Книга Волошинова о фрейдизме относится скорее к социологии, нежели к эстетике. Однако автор комментирует иногда и литературные вопросы. Например, организацию сюжета и траекторию европейского буржуазного романа. «Сплошная сексуализация семьи» во фрейдистской теории «чрезвычайно показательна и в высшей степени интересная черта», – признает он [Волошинов 1993: 90]. Фактически семья, этот «устой и твердыня капитализма», перестала быть социально оправданной и признанной. Жизнь современного капиталистического общества стала настолько бессмысленной, что семья, даже распадаясь, все еще принимается как данность. Но, продолжает Волошинов с иронией, учение Фрейда предлагает удобное «как бы новое осмысление, “остранение”, как сказали бы наши “формалисты”. Эдипов комплекс, действительно, великолепное остранение семейной ячейки. Отец не хозяин предприятия, сын – не наследник, отец – только любовник матери, а сын – его соперник!» [Волошинов 1993: 9].

Волошиновская критика наиболее грубых допущений фрейдизма сама по себе не вызывает удивления. Удивительно то, что подобная фронтальная дискредитация не стала нормой в 1920-х годах.
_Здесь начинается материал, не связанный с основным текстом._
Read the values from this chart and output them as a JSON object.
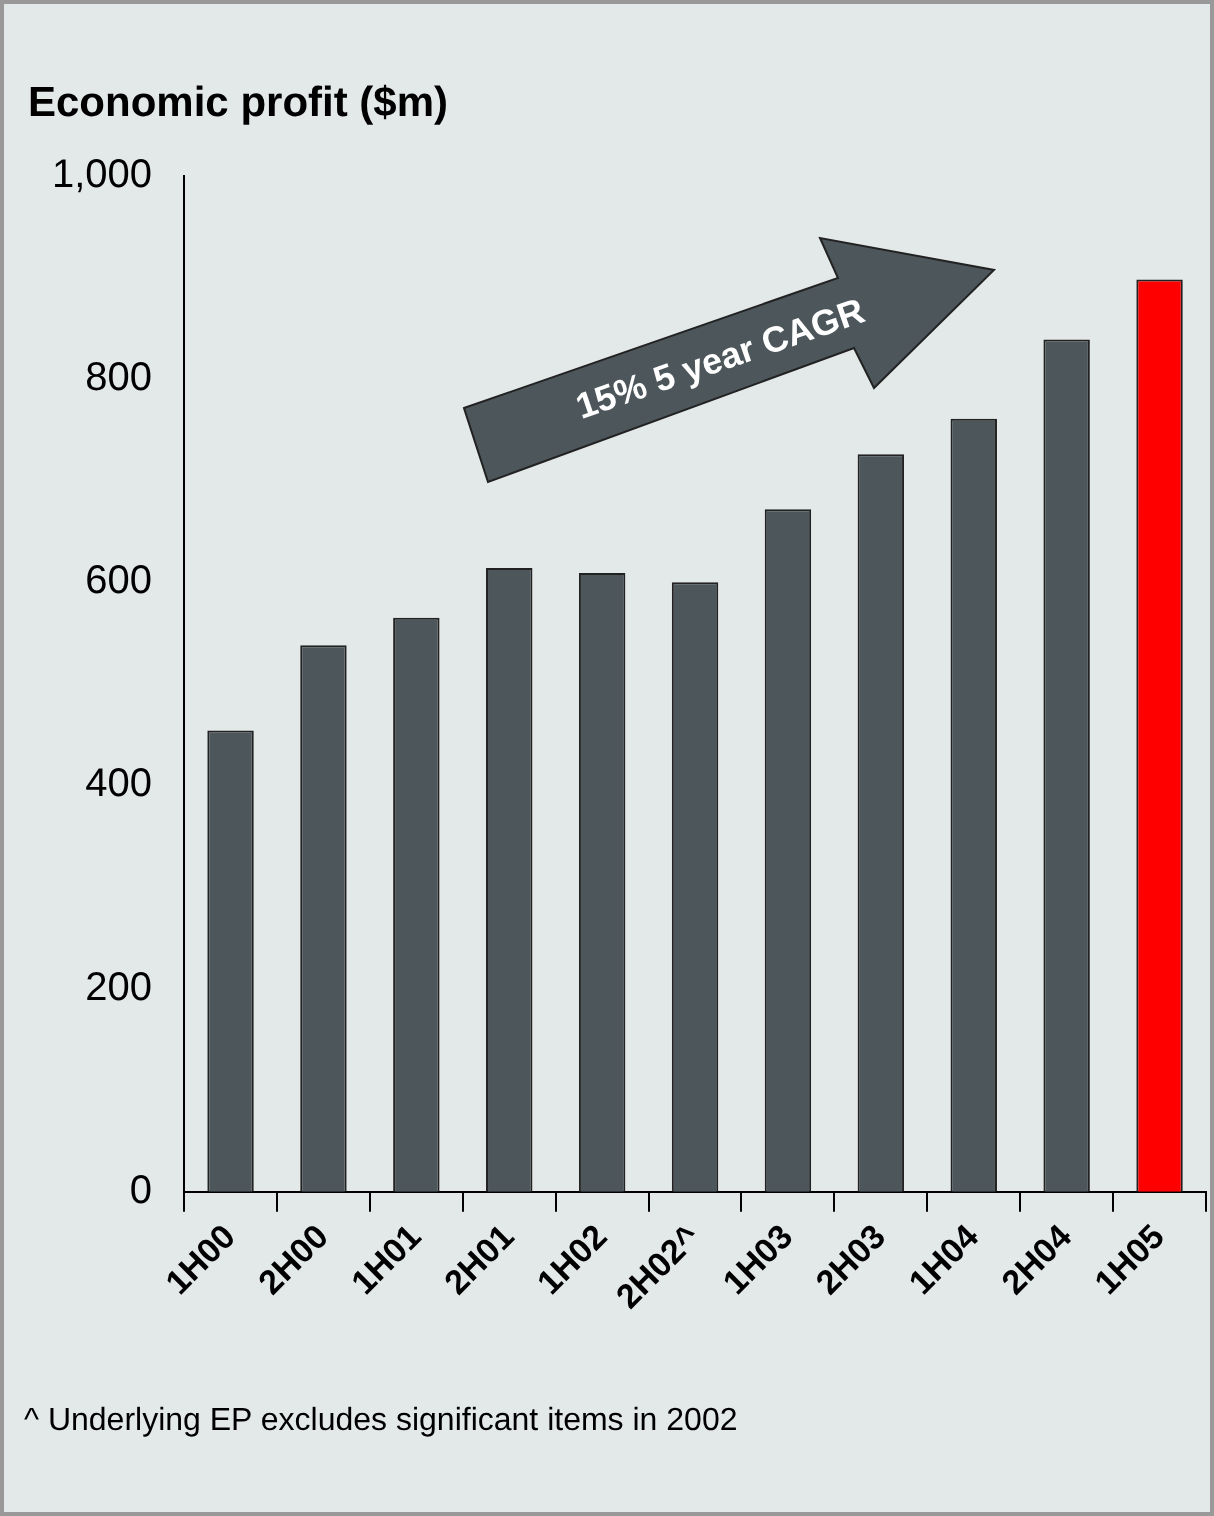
{
  "chart_data": {
    "type": "bar",
    "title": "Economic profit ($m)",
    "categories": [
      "1H00",
      "2H00",
      "1H01",
      "2H01",
      "1H02",
      "2H02^",
      "1H03",
      "2H03",
      "1H04",
      "2H04",
      "1H05"
    ],
    "values": [
      454,
      538,
      565,
      614,
      609,
      600,
      672,
      726,
      761,
      839,
      898
    ],
    "colors": [
      "#4d575b",
      "#4d575b",
      "#4d575b",
      "#4d575b",
      "#4d575b",
      "#4d575b",
      "#4d575b",
      "#4d575b",
      "#4d575b",
      "#4d575b",
      "#ff0000"
    ],
    "ylim": [
      0,
      1000
    ],
    "yticks": [
      0,
      200,
      400,
      600,
      800,
      {
        "value": 1000,
        "label": "1,000"
      }
    ],
    "grid": false,
    "legend": false,
    "annotations": [
      "15% 5 year CAGR",
      "^ Underlying EP excludes significant items in 2002"
    ]
  }
}
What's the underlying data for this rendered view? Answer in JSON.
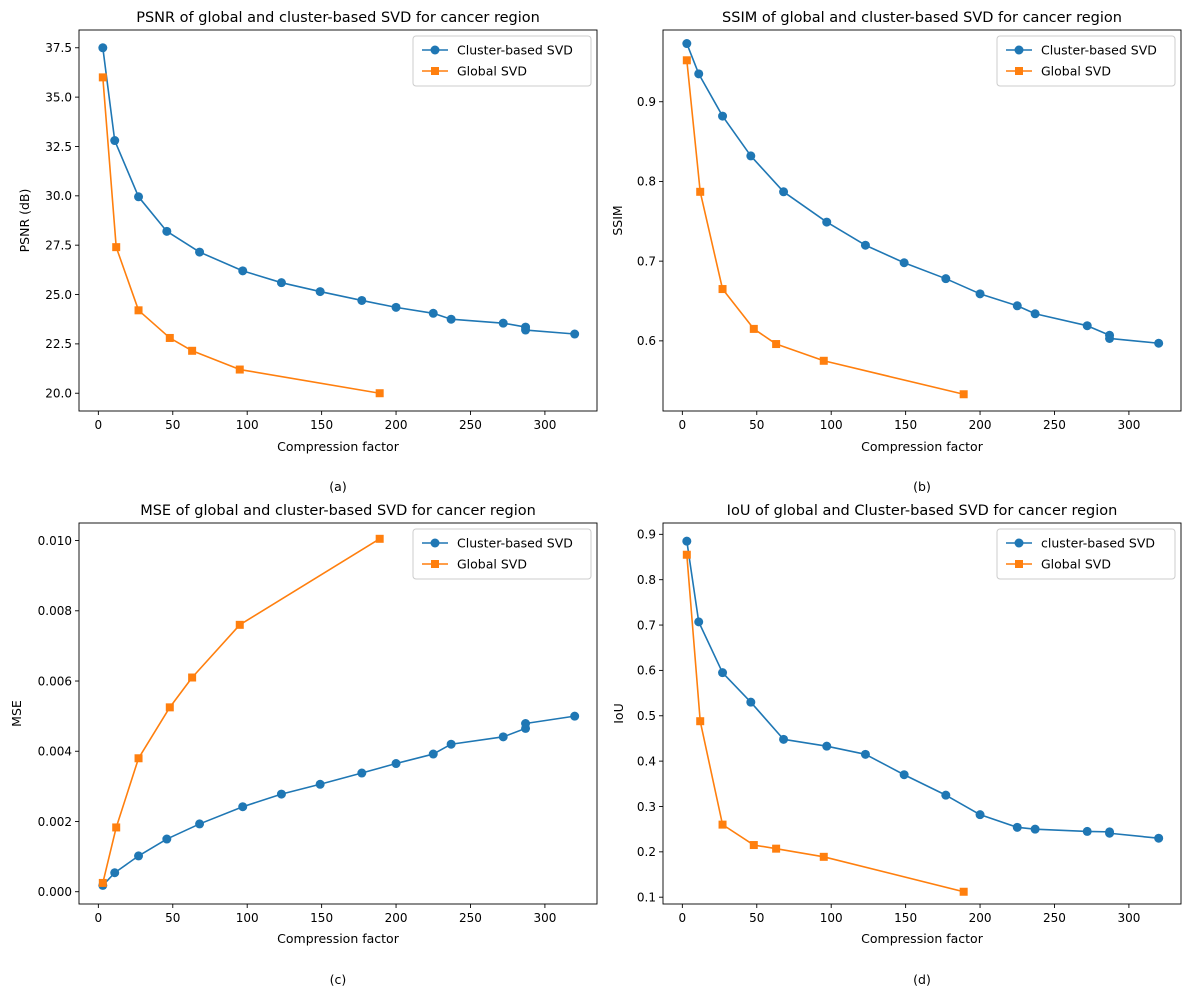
{
  "colors": {
    "series1": "#1f77b4",
    "series2": "#ff7f0e",
    "axis": "#000000",
    "legend_border": "#cccccc"
  },
  "chart_data": [
    {
      "type": "line",
      "title": "PSNR of global and cluster-based SVD for cancer region",
      "xlabel": "Compression factor",
      "ylabel": "PSNR (dB)",
      "caption": "(a)",
      "xlim": [
        -13,
        335
      ],
      "ylim": [
        19.1,
        38.4
      ],
      "xticks": [
        0,
        50,
        100,
        150,
        200,
        250,
        300
      ],
      "xtick_labels": [
        "0",
        "50",
        "100",
        "150",
        "200",
        "250",
        "300"
      ],
      "yticks": [
        20,
        22.5,
        25,
        27.5,
        30,
        32.5,
        35,
        37.5
      ],
      "ytick_labels": [
        "20.0",
        "22.5",
        "25.0",
        "27.5",
        "30.0",
        "32.5",
        "35.0",
        "37.5"
      ],
      "legend_position": "top-right",
      "series": [
        {
          "name": "Cluster-based SVD",
          "marker": "circle",
          "x": [
            3,
            11,
            27,
            46,
            68,
            97,
            123,
            149,
            177,
            200,
            225,
            237,
            272,
            287,
            287,
            320
          ],
          "y": [
            37.5,
            32.8,
            29.95,
            28.2,
            27.15,
            26.2,
            25.6,
            25.15,
            24.7,
            24.35,
            24.05,
            23.75,
            23.55,
            23.35,
            23.2,
            23.0
          ]
        },
        {
          "name": "Global SVD",
          "marker": "square",
          "x": [
            3,
            12,
            27,
            48,
            63,
            95,
            189
          ],
          "y": [
            36.0,
            27.4,
            24.2,
            22.8,
            22.15,
            21.2,
            20.0
          ]
        }
      ]
    },
    {
      "type": "line",
      "title": "SSIM of global and cluster-based SVD for cancer region",
      "xlabel": "Compression factor",
      "ylabel": "SSIM",
      "caption": "(b)",
      "xlim": [
        -13,
        335
      ],
      "ylim": [
        0.512,
        0.99
      ],
      "xticks": [
        0,
        50,
        100,
        150,
        200,
        250,
        300
      ],
      "xtick_labels": [
        "0",
        "50",
        "100",
        "150",
        "200",
        "250",
        "300"
      ],
      "yticks": [
        0.6,
        0.7,
        0.8,
        0.9
      ],
      "ytick_labels": [
        "0.6",
        "0.7",
        "0.8",
        "0.9"
      ],
      "legend_position": "top-right",
      "series": [
        {
          "name": "Cluster-based SVD",
          "marker": "circle",
          "x": [
            3,
            11,
            27,
            46,
            68,
            97,
            123,
            149,
            177,
            200,
            225,
            237,
            272,
            287,
            287,
            320
          ],
          "y": [
            0.973,
            0.935,
            0.882,
            0.832,
            0.787,
            0.749,
            0.72,
            0.698,
            0.678,
            0.659,
            0.644,
            0.634,
            0.619,
            0.607,
            0.603,
            0.597
          ]
        },
        {
          "name": "Global SVD",
          "marker": "square",
          "x": [
            3,
            12,
            27,
            48,
            63,
            95,
            189
          ],
          "y": [
            0.952,
            0.787,
            0.665,
            0.615,
            0.596,
            0.575,
            0.533
          ]
        }
      ]
    },
    {
      "type": "line",
      "title": "MSE of global and cluster-based SVD for cancer region",
      "xlabel": "Compression factor",
      "ylabel": "MSE",
      "caption": "(c)",
      "xlim": [
        -13,
        335
      ],
      "ylim": [
        -0.00035,
        0.0105
      ],
      "xticks": [
        0,
        50,
        100,
        150,
        200,
        250,
        300
      ],
      "xtick_labels": [
        "0",
        "50",
        "100",
        "150",
        "200",
        "250",
        "300"
      ],
      "yticks": [
        0,
        0.002,
        0.004,
        0.006,
        0.008,
        0.01
      ],
      "ytick_labels": [
        "0.000",
        "0.002",
        "0.004",
        "0.006",
        "0.008",
        "0.010"
      ],
      "legend_position": "top-right",
      "series": [
        {
          "name": "Cluster-based SVD",
          "marker": "circle",
          "x": [
            3,
            11,
            27,
            46,
            68,
            97,
            123,
            149,
            177,
            200,
            225,
            237,
            272,
            287,
            287,
            320
          ],
          "y": [
            0.00018,
            0.00054,
            0.00102,
            0.0015,
            0.00193,
            0.00242,
            0.00278,
            0.00306,
            0.00338,
            0.00365,
            0.00392,
            0.0042,
            0.00441,
            0.00465,
            0.00479,
            0.005
          ]
        },
        {
          "name": "Global SVD",
          "marker": "square",
          "x": [
            3,
            12,
            27,
            48,
            63,
            95,
            189
          ],
          "y": [
            0.00025,
            0.00183,
            0.0038,
            0.00525,
            0.0061,
            0.0076,
            0.01005
          ]
        }
      ]
    },
    {
      "type": "line",
      "title": "IoU of global and Cluster-based SVD for cancer region",
      "xlabel": "Compression factor",
      "ylabel": "IoU",
      "caption": "(d)",
      "xlim": [
        -13,
        335
      ],
      "ylim": [
        0.085,
        0.925
      ],
      "xticks": [
        0,
        50,
        100,
        150,
        200,
        250,
        300
      ],
      "xtick_labels": [
        "0",
        "50",
        "100",
        "150",
        "200",
        "250",
        "300"
      ],
      "yticks": [
        0.1,
        0.2,
        0.3,
        0.4,
        0.5,
        0.6,
        0.7,
        0.8,
        0.9
      ],
      "ytick_labels": [
        "0.1",
        "0.2",
        "0.3",
        "0.4",
        "0.5",
        "0.6",
        "0.7",
        "0.8",
        "0.9"
      ],
      "legend_position": "top-right",
      "series": [
        {
          "name": "cluster-based SVD",
          "marker": "circle",
          "x": [
            3,
            11,
            27,
            46,
            68,
            97,
            123,
            149,
            177,
            200,
            225,
            237,
            272,
            287,
            287,
            320
          ],
          "y": [
            0.885,
            0.707,
            0.595,
            0.53,
            0.448,
            0.433,
            0.415,
            0.37,
            0.325,
            0.282,
            0.254,
            0.25,
            0.245,
            0.244,
            0.241,
            0.23
          ]
        },
        {
          "name": "Global SVD",
          "marker": "square",
          "x": [
            3,
            12,
            27,
            48,
            63,
            95,
            189
          ],
          "y": [
            0.855,
            0.488,
            0.26,
            0.215,
            0.207,
            0.189,
            0.112
          ]
        }
      ]
    }
  ]
}
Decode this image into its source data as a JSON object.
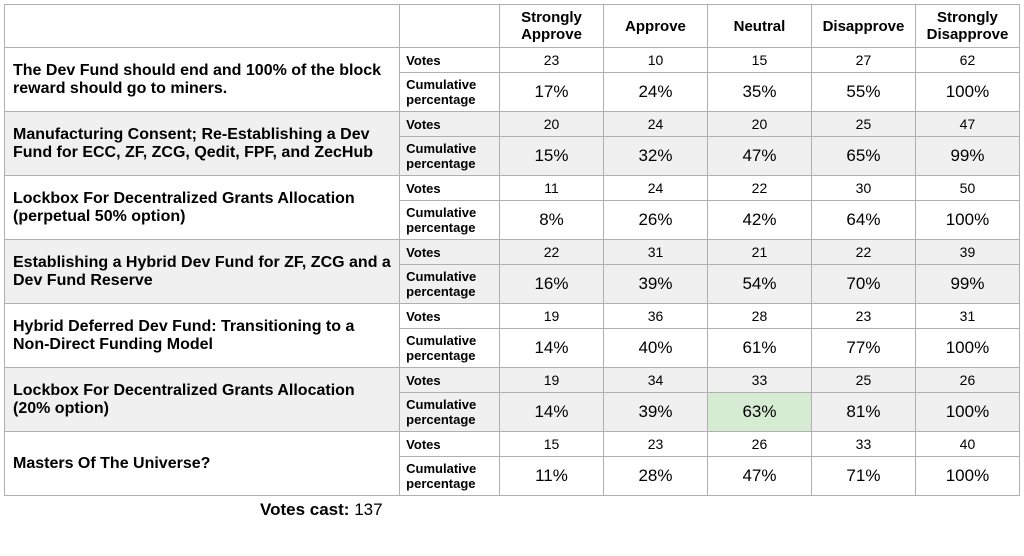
{
  "columns": [
    "Strongly Approve",
    "Approve",
    "Neutral",
    "Disapprove",
    "Strongly Disapprove"
  ],
  "metric_labels": {
    "votes": "Votes",
    "cumpct": "Cumulative percentage"
  },
  "proposals": [
    {
      "title": "The Dev Fund should end and 100% of the block reward should go to miners.",
      "shaded": false,
      "votes": [
        23,
        10,
        15,
        27,
        62
      ],
      "cumpct": [
        "17%",
        "24%",
        "35%",
        "55%",
        "100%"
      ],
      "highlight_col": -1
    },
    {
      "title": "Manufacturing Consent; Re-Establishing a Dev Fund for ECC, ZF, ZCG, Qedit, FPF, and ZecHub",
      "shaded": true,
      "votes": [
        20,
        24,
        20,
        25,
        47
      ],
      "cumpct": [
        "15%",
        "32%",
        "47%",
        "65%",
        "99%"
      ],
      "highlight_col": -1
    },
    {
      "title": "Lockbox For Decentralized Grants Allocation (perpetual 50% option)",
      "shaded": false,
      "votes": [
        11,
        24,
        22,
        30,
        50
      ],
      "cumpct": [
        "8%",
        "26%",
        "42%",
        "64%",
        "100%"
      ],
      "highlight_col": -1
    },
    {
      "title": "Establishing a Hybrid Dev Fund for ZF, ZCG and a Dev Fund Reserve",
      "shaded": true,
      "votes": [
        22,
        31,
        21,
        22,
        39
      ],
      "cumpct": [
        "16%",
        "39%",
        "54%",
        "70%",
        "99%"
      ],
      "highlight_col": -1
    },
    {
      "title": "Hybrid Deferred Dev Fund: Transitioning to a Non-Direct Funding Model",
      "shaded": false,
      "votes": [
        19,
        36,
        28,
        23,
        31
      ],
      "cumpct": [
        "14%",
        "40%",
        "61%",
        "77%",
        "100%"
      ],
      "highlight_col": -1
    },
    {
      "title": "Lockbox For Decentralized Grants Allocation (20% option)",
      "shaded": true,
      "votes": [
        19,
        34,
        33,
        25,
        26
      ],
      "cumpct": [
        "14%",
        "39%",
        "63%",
        "81%",
        "100%"
      ],
      "highlight_col": 2
    },
    {
      "title": "Masters Of The Universe?",
      "shaded": false,
      "votes": [
        15,
        23,
        26,
        33,
        40
      ],
      "cumpct": [
        "11%",
        "28%",
        "47%",
        "71%",
        "100%"
      ],
      "highlight_col": -1
    }
  ],
  "footer": {
    "label": "Votes cast:",
    "value": 137
  },
  "colors": {
    "border": "#b0b0b0",
    "shade": "#f0f0f0",
    "highlight": "#d6ecd2",
    "background": "#ffffff",
    "text": "#000000"
  }
}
В своей истории психоанализа в России «Эрос невозможного» Александр Эткинд отмечает знаки живого и активного увлечения психоанализом после революции на многих уровнях [Эткинд 1993: особенно глава 6 «Психоанализ в стране большевиков»]. Сюда следует отнести и всплеск интереса к фрейдизму среди высокопоставленных большевиков; и широкую кампанию по переводу всего Фрейда на русский язык в 1922–1928 годах; и искусные попытки скрещивания Фрейда с Марксом как двух пророков немистической, секулярной этики, достигшие пика в 1925-м; и интерес к теоретическим аспектам бессознательного в противовес фрейдистскому редукционизму – сведению бессознательного к сексуальности; и взаимодействие практикующих психоаналитиков, Русского психоаналитического общества (основанного в 1911-м и возрожденного в 1921 году); и литературную критику, образцом которой следует признать творчество неутомимого Ивана Ермакова (1875–1942). Революционно настроенные русские защитники Фрейда особо ценили монистические, детерминистские, потенциально диалектические аспекты его доктрины, которая, как многим казалось, совместима с материализмом и, следовательно, вполне сопоставима с достижениями Павлова в нейрофизиологии [Miller 1985: 635–636].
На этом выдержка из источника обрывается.